Good news! Whoever used this stall at Target earlier...not pregnant!
They were done having sex when I went to the room. They had that look on their faces.
Disappointment?
She always acts like she's doing me a favor with a hand job. I've been giving myself hand jobs for almost 20 years.
Woke up this morning with a junior police officer sticker over my nipple this morning.
I blacked out after running into my soc TA in the beer garden. came to dancing on the speakers at major lazer and making out with said TA.
We just laid there in bed together, petting his dick and repeating, "IT FEELS LIKE VELVET!!!"
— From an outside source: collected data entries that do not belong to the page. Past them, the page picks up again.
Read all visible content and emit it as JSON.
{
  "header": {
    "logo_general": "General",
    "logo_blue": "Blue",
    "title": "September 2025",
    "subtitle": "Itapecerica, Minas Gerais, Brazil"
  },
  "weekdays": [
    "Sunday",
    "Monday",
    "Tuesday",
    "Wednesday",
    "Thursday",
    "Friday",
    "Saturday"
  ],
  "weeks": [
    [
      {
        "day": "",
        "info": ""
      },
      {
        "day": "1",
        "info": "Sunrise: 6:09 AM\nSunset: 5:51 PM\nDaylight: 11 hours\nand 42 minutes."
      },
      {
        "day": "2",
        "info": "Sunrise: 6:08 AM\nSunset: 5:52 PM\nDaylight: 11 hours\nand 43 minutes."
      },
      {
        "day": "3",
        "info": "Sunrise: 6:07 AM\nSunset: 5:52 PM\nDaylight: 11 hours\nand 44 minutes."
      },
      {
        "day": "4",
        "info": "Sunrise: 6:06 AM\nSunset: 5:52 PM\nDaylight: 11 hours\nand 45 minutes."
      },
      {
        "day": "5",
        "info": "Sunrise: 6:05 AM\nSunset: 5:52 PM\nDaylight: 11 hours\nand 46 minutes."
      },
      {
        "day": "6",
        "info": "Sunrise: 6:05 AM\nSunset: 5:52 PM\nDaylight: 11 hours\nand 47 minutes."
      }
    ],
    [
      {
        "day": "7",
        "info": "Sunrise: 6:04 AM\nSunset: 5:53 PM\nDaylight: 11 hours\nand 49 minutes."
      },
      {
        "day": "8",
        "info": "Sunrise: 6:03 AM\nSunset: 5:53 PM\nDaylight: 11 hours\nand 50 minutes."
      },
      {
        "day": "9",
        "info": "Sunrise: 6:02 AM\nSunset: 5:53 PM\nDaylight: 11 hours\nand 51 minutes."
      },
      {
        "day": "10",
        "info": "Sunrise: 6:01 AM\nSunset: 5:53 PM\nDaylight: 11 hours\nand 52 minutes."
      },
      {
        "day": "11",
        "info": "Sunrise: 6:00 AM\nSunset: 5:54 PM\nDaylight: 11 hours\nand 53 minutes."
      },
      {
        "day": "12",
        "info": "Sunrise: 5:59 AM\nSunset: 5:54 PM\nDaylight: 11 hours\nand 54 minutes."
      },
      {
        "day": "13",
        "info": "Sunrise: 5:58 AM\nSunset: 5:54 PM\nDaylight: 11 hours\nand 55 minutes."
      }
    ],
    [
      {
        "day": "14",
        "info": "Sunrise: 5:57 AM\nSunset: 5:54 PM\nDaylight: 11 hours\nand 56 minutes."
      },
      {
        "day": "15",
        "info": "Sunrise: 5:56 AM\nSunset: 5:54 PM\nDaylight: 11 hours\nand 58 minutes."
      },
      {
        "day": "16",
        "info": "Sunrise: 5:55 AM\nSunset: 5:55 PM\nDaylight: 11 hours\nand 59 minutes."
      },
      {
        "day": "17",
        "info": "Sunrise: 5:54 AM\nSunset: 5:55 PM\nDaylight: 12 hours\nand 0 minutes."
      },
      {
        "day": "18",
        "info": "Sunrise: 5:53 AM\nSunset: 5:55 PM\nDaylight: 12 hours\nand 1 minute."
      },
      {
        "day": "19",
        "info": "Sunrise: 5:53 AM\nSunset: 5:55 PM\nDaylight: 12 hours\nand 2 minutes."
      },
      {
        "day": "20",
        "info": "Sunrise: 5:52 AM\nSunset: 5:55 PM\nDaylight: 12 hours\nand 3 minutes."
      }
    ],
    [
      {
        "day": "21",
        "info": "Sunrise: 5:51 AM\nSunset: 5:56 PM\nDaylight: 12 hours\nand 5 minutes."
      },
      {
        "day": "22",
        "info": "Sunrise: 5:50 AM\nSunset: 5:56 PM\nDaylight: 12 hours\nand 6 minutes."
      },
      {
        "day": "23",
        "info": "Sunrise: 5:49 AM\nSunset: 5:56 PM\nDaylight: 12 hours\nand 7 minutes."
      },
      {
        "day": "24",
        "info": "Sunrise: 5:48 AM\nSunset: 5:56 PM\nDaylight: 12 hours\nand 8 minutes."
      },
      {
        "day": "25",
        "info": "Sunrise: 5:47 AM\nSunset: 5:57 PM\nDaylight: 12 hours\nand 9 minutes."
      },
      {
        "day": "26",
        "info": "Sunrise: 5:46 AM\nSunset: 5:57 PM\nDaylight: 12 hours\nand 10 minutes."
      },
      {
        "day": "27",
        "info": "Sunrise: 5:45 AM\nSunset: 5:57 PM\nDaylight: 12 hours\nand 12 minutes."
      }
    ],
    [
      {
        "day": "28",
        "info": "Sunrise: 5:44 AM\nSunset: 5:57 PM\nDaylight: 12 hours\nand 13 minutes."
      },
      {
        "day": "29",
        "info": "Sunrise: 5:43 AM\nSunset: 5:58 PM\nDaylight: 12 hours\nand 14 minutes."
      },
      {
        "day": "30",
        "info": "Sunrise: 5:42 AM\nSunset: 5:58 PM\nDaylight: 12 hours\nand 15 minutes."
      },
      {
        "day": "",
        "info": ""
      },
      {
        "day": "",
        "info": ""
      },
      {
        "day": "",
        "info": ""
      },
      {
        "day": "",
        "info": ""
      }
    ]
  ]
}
Can't. Busy recovering from the worst pulled muscle of my life that I got either from excessively acrobatic boning or carrying a huge fucking ice luge down the street while wearing 4 inch heels
Dude this weed smells so good they should make it into a Vicks vapor rub scent and I would rub it all over myself.
You really could become the cat lady we've always dreamed of.
Note to self: if you decide to go to the gym when you're coming down from your day high to shoot some hoops, do NOT play pickup basketball with the big black dudes who need a sixth
right now I need to figure out a smart way to get an accurate picture of his dick so I know what in dealing with, right now in flying blind.
I'm giving random strangers at the bar sips of my fishbowl, then telling them I have Ebola. It's a fun night.
Tomorrow we start training our livers for St.Patrick's day. May God be with us.
His mom came while we were asleep naked and started asking me about my plans after high school... Is that even a thing.
I made you bacon and gave you a blow job. I'd say you had a pretty great day.